Quels étaient les objectifs de la mission confiée par
le Ministre de l'Industrie à l'Idate ?
Roland Montagne. Le Ministre de l'Industrie a confié
à l'Idate une réflexion sur la situation de la France
en matière de très haut débit (THD). Les objectifs de
la mission étaient donc doubles : d'une part prendre
la mesure, ou non, du retard de la France en termes de
déploiement d'un réseau d'accès à très haut débit, et
d'autres part, envisager les options susceptibles d'être examinées
pour un soutien des pouvoirs publics.
Au vu de l'analyse des marchés
étrangers, la France apparaît-elle donc en retard en matière
de très haut débit ?
La réponse à cette première question nécessite au préalable
un examen objectif du marché français de l'Internet rapide :
celui-ci apparaît comme particulièrement dynamique, avec
plus de 10 millions d'abonnés aujourd'hui.

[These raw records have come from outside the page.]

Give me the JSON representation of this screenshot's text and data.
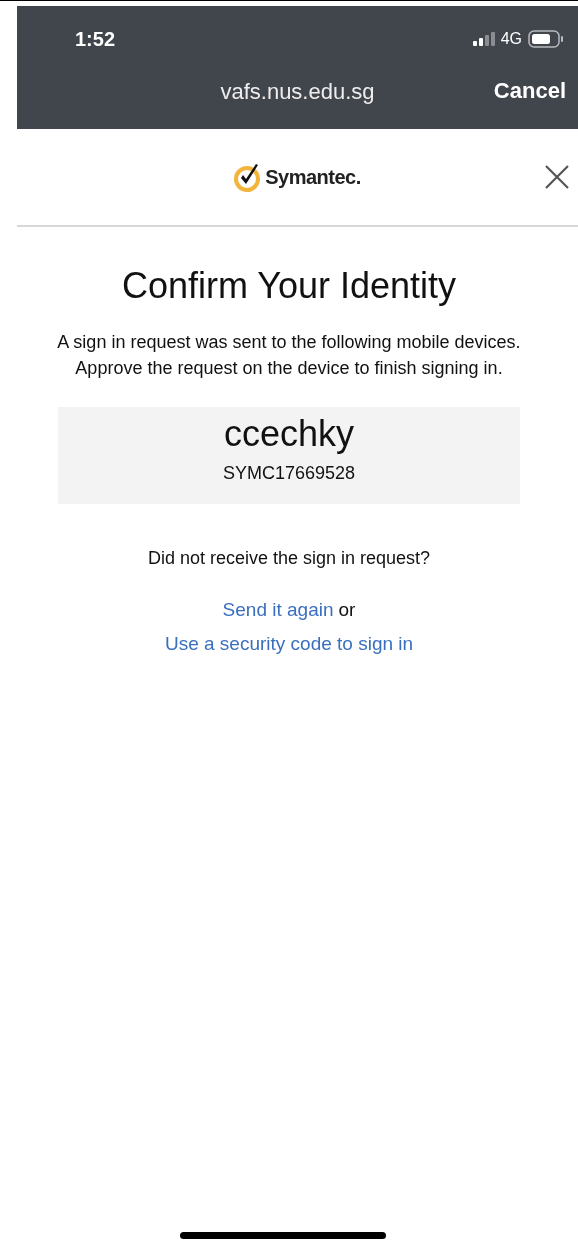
{
  "status_bar": {
    "time": "1:52",
    "network": "4G"
  },
  "browser_bar": {
    "url": "vafs.nus.edu.sg",
    "cancel": "Cancel"
  },
  "header": {
    "logo_text": "Symantec."
  },
  "title": "Confirm Your Identity",
  "message": "A sign in request was sent to the following mobile devices. Approve the request on the device to finish signing in.",
  "device": {
    "user": "ccechky",
    "id": "SYMC17669528"
  },
  "help": {
    "question": "Did not receive the sign in request?",
    "resend_link": "Send it again",
    "joiner": "or",
    "code_link": "Use a security code to sign in"
  }
}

La situation,
positive tant du point de vue du taux de pénétration,
de la concurrence ou de l'innovation de services, est
principalement fondée sur la maîtrise de la technologie
ADSL2+ sur le réseau cuivre du téléphone et sur les obligations
de dégroupage qui l'accompagnent. En 2005, les débits
offerts sur le réseau français, de l'ordre de 20 Mbits/s
en voie descendante, avaient tendance à être supérieurs
à ceux offerts par les opérateurs ADSL sur les autres
marchés européens. Jusqu'à ce début d'année 2006, ce
contexte ne semblait pas susciter des programmes particuliers
d'investissement dans des nouvelles technologies d'accès
THD. Cependant depuis quelques mois, on assiste à la multiplication
d'annonces ou de projets.
Peut-on parler d'un basculement
du haut débit vers le très haut débit, de l'accès cuivre
vers l'optique ?
Non, en tout cas pas à court terme. Tous les projets actuels,
que ce soit les initiatives émanant d'opérateurs privés
tels que Erenis ou CiteFibre, celles des collectivités
locales comme le projet Pau Broadband, ou les annonces
de d'accès des câblo-opérateurs et de l'opérateur historique
France Télécom, sont très ciblés et encore en phase de
test.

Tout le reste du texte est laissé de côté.